Postage up; lines are long
The U.S. Postal Service has upped the ante for postage. And at the Yuba City Post Office, long lines Monday upped the time spent waiting for the new stamps.
First class postage was increased from 37 cents to 39 cents beginning Sunday. Customers faced long lines Monday to get the stamps at the Plumas Street office.
Just before noon, the line had grown to 27 people in Yuba City, including some who were waiting for stamps. A machine that dispensed 2-cent stamps was out of service Monday morning and also had no 39 cent stamps stocked in it - despite a poster in the post office's entryway touting the self-service availability of the new stamps.
Though the poster said, “No Waiting!,” Kathy Stapleton of Yuba City left without buying 2-cent stamps to add to her old 37-cent stamps because the machine was not working, and she did not want to wait in the long line.
“I walked in the door, and there was a line like it was Christmas,” Stapleton said.
She planned to try the Mailbox Plus store.

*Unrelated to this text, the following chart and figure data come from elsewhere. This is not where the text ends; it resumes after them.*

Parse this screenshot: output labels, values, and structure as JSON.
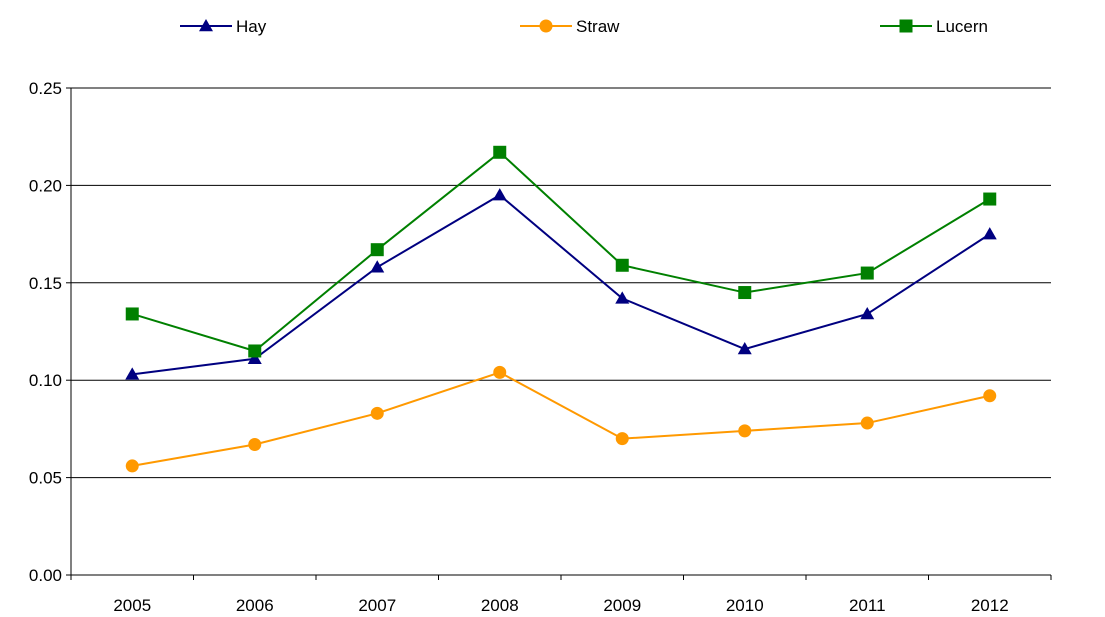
{
  "chart_data": {
    "type": "line",
    "title": "",
    "xlabel": "",
    "ylabel": "",
    "categories": [
      "2005",
      "2006",
      "2007",
      "2008",
      "2009",
      "2010",
      "2011",
      "2012"
    ],
    "ylim": [
      0,
      0.25
    ],
    "yticks": [
      "0.00",
      "0.05",
      "0.10",
      "0.15",
      "0.20",
      "0.25"
    ],
    "grid": "horizontal",
    "legend_position": "top",
    "series": [
      {
        "name": "Hay",
        "color": "#000080",
        "marker": "triangle",
        "values": [
          0.103,
          0.111,
          0.158,
          0.195,
          0.142,
          0.116,
          0.134,
          0.175
        ]
      },
      {
        "name": "Straw",
        "color": "#FF9900",
        "marker": "circle",
        "values": [
          0.056,
          0.067,
          0.083,
          0.104,
          0.07,
          0.074,
          0.078,
          0.092
        ]
      },
      {
        "name": "Lucern",
        "color": "#008000",
        "marker": "square",
        "values": [
          0.134,
          0.115,
          0.167,
          0.217,
          0.159,
          0.145,
          0.155,
          0.193
        ]
      }
    ]
  }
}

“It's just absurd,” Stapleton said.
Another customer, who would not give her name, said she tried to buy stamps at a supermarket, but they did not have the new ones. She ended up waiting in line at the Yuba City Post Office.
Gus Ruiz, spokesman for the Sacramento postal district, said Monday afternoon that problems with Yuba City's machines were fixed. Ruiz said the machine may have run out of stamps, though there were no empty dispensers visible Monday morning.
Ruiz said long lines were unusual, a one-day anomaly caused by demand for new stamps.
“That's uncommon, but it's kind of what we're facing today,” Ruiz said.
An Appeal-Democrat reporter queued up Monday morning when lines stretched more than 20 people at
the Yuba City Post Office and found that buying proper postage required a 14-minute wait.
Yuba City Postmaster John Batch could not be reached for comment regarding the lines.
At Marysville, the automated machine was working but was sold out of 2-cent and 37-cent stamps. It did have 39-cent stamps for sale.
The lines at Marysville appeared to be shorter - 11 people at 12:40 p.m. Monday and seven people earlier that morning.
Marysville Postmaster Christopher Tracey could not be reached for comment.